Feminism & Psychology | 2014
Elizabeth Addie; Charlotte Brownlow
Construction of adult life course and identity has typically been built around norms of partnering and parenting, placing single women who do not have children outside the norm. Studies undertaken with single women have found that relationship status was a key factor in their identity construction. In this study, we conducted semi-structured interviews with five single women without children living in Australia. Drawing on critical discursive psychology, we found that participants negotiated two contesting discourses to construct their identities: the Heterosexual Relationship and Family Life discourse and the Independent Single Woman discourse. In crafting identities, tensions were identified between the positioning of self and the positioning of self by others, particularly with respect to the Heterosexual Relationship and Family Life discourse. This was evident in some women contesting the positions afforded by the discourse, instead drawing on an asset identity. This asset identity enabled the women to pursue positive life opportunities.

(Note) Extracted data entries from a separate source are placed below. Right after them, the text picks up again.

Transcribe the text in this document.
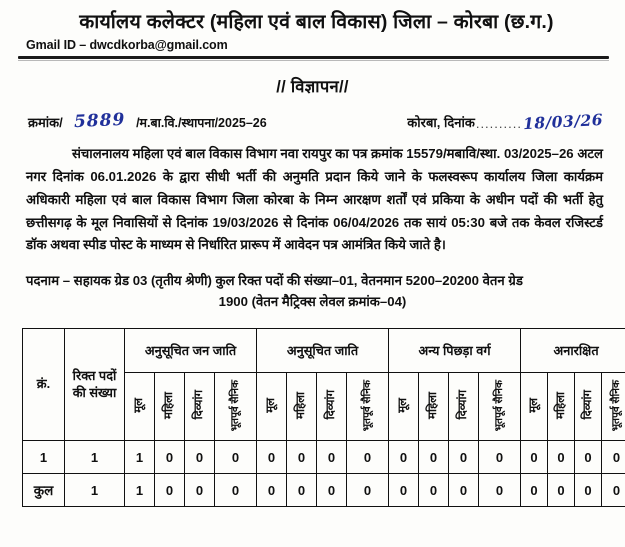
कार्यालय कलेक्टर (महिला एवं बाल विकास) जिला – कोरबा (छ.ग.)
Gmail ID – dwcdkorba@gmail.com
// विज्ञापन//
क्रमांक/ 5889 /म.बा.वि./स्थापना/2025–26	कोरबा, दिनांक .......... 18/03/26
संचालनालय महिला एवं बाल विकास विभाग नवा रायपुर का पत्र क्रमांक 15579/मबावि/स्था. 03/2025–26 अटल नगर दिनांक 06.01.2026 के द्वारा सीधी भर्ती की अनुमति प्रदान किये जाने के फलस्वरूप कार्यालय जिला कार्यक्रम अधिकारी महिला एवं बाल विकास विभाग जिला कोरबा के निम्न आरक्षण शर्तों एवं प्रकिया के अधीन पदों की भर्ती हेतु छत्तीसगढ़ के मूल निवासियों से दिनांक 19/03/2026 से दिनांक 06/04/2026 तक सायं 05:30 बजे तक केवल रजिस्टर्ड डॉक अथवा स्पीड पोस्ट के माध्यम से निर्धारित प्रारूप में आवेदन पत्र आमंत्रित किये जाते है।
पदनाम – सहायक ग्रेड 03 (तृतीय श्रेणी) कुल रिक्त पदों की संख्या–01, वेतनमान 5200–20200 वेतन ग्रेड
1900 (वेतन मैट्रिक्स लेवल क्रमांक–04)
क्रं.	रिक्त पदों की संख्या	अनुसूचित जन जाति				अनुसूचित जाति				अन्य पिछड़ा वर्ग				अनारक्षित			
		मूल	महिला	दिव्यांग	भूतपूर्व सैनिक	मूल	महिला	दिव्यांग	भूतपूर्व सैनिक	मूल	महिला	दिव्यांग	भूतपूर्व सैनिक	मूल	महिला	दिव्यांग	भूतपूर्व सैनिक
1	1	1	0	0	0	0	0	0	0	0	0	0	0	0	0	0	0
कुल	1	1	0	0	0	0	0	0	0	0	0	0	0	0	0	0	0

Intellectual and Developmental Disabilities | 2009
Charlotte Brownlow; Lindsay O'Dell
Researchers have proposed numerous theories to explain autism, ranging from those that are psychologically focused to those influenced by biology and neurology. Many theories of autism share the assumption that there is a deficit in people with autism that should be researched, classified, and, ultimately, modified if the hypothesis suggests that this may be possible. Therefore, the common link among these theories is an assumption that there is something wrong with the person with autism. One highly influential theory purporting to explain the characteristics of autism is that they are caused by an inability to understand others’ mental states; in other words, autistic people are considered to lack a ‘‘theory of mind.’’ This theory is dominant in explanations of autism, with significant influence within the professional field and in constructions of the person with autism. In this article, we critically examine the theory of mind hypothesis using empirical analysis of online material in which neurodiverse adults, including some who identified with the label of autism, reflected on theory of mind. Neurodiversity is a term that was initially conceived by people with autism in their reframing of deficits and differences and first appeared in an academic essay by Judy Singer in 1999. There has been a call for neurodiversity to be recognized and considered among with the more familiar categories of gender, class, and race (Singer, 1999).